2016-11-30 10:37:38,266 [12] DEBUG SOCKET - sent: "NICK mytwitchacc"
2016-11-30 10:37:38,267 [12] DEBUG SOCKET - sent: "USER mytwitchacc 0 * :mytwitchacc"
2016-11-30 10:37:38,267 [14] DEBUG TwitchLib.TwitchClient - Starting listening or irc connection
2016-11-30 10:37:38,268 [12] INFO CONNECTION - reconnecting...
2016-11-30 10:37:38,273 [12] INFO CONNECTION - disconnecting...
2016-11-30 10:37:38,276 [IdleWorkerThread (irc.chat.twitch.tv:6667)] DEBUG SOCKET - IdleWorkerThread aborted
2016-11-30 10:37:38,286 [12] DEBUG Meebey.SmartIrc4net.IrcConnection+ReadThread - Stop()
2016-11-30 10:37:38,286 [12] DEBUG Meebey.SmartIrc4net.IrcConnection+ReadThread - Stop(): aborting thread...
2016-11-30 10:37:38,286 [12] DEBUG Meebey.SmartIrc4net.IrcConnection+ReadThread - Stop(): joining thread...
2016-11-30 10:37:38,773 [ReadThread (irc.chat.twitch.tv:6667)] WARN SOCKET - connection lost
2016-11-30 10:37:38,777 [ReadThread (irc.chat.twitch.tv:6667)] DEBUG SOCKET - ReadThread aborted
2016-11-30 10:37:38,777 [12] DEBUG Meebey.SmartIrc4net.IrcConnection+ReadThread - Stop(): closing reader...
2016-11-30 10:37:38,777 [12] DEBUG CONNECTION - Stopping WriteThread...
2016-11-30 10:37:38,777 [WriteThread (irc.chat.twitch.tv:6667)] WARN SOCKET - connection lost
2016-11-30 10:37:38,780 [WriteThread (irc.chat.twitch.tv:6667)] DEBUG SOCKET - WriteThread aborted
2016-11-30 10:37:38,787 [14] DEBUG TwitchLib.TwitchClient - Finished listening or irc connection

According to the full log, at 2016-11-30 10:35:35, we still have only one (initial) Listen method running so it should not be spoiled by another instances in parallel.

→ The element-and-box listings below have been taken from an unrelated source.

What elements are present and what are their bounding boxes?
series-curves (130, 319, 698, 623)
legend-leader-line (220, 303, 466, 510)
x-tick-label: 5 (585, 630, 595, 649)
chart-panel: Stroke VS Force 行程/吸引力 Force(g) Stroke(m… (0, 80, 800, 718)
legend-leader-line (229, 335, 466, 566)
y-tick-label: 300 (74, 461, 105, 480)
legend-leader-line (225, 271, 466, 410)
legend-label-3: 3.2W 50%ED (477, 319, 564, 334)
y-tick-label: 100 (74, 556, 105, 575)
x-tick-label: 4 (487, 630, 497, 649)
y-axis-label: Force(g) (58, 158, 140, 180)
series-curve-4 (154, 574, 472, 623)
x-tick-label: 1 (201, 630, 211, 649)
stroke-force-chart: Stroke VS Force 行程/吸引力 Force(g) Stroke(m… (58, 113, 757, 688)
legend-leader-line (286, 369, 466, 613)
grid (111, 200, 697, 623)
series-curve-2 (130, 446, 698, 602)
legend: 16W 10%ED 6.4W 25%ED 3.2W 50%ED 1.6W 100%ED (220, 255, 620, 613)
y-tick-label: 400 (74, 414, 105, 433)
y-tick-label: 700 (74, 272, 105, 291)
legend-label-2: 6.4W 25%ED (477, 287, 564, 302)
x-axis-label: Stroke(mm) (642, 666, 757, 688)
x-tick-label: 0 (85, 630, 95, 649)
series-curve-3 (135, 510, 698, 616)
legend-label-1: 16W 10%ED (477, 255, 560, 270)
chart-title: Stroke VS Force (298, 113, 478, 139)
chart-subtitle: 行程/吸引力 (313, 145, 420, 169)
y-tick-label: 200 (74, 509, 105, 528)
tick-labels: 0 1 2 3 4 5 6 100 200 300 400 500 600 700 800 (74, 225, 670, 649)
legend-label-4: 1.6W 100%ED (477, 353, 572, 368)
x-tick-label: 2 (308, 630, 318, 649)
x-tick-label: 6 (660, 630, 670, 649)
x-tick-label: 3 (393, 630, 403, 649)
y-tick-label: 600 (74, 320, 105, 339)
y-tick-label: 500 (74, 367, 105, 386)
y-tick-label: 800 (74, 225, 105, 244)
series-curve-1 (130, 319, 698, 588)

meebey commented 7 years ago

Listen() basically is supposed to only return if it cannot recover from an error condition. If AutoReconnect is enabled, Listen() will not return as the library will try to re-vive the connection. If all reconnect attempts failed, it will return.

Even more important is that any exception that Listen() will see is likely to be an exception of the event handlers registered by the user of the library.

The reason the user needs to call Listen() is that you can control which thread is raising all the callbacks back into your code. From the log above you can see it is a thread named "12" and later "14".

meebey commented 7 years ago

Here you can see how Smuxi is using the Listen() method: https://github.com/meebey/smuxi/blob/master/src/Engine-IRC/Protocols/Irc/IrcProtocolManager.cs#L2433

swiftyspiffy commented 7 years ago

Thanks for the heads up on this, sorry it's gone kind of quiet. The issue seems to be largely fixed, just trying to fix a slightly unrelated issue. I will go ahead and close this though.

Thanks again for your help!

meebey commented 7 years ago

@swiftyspiffy you are welcome. if you have any issues or questions, don't hesitant to ask.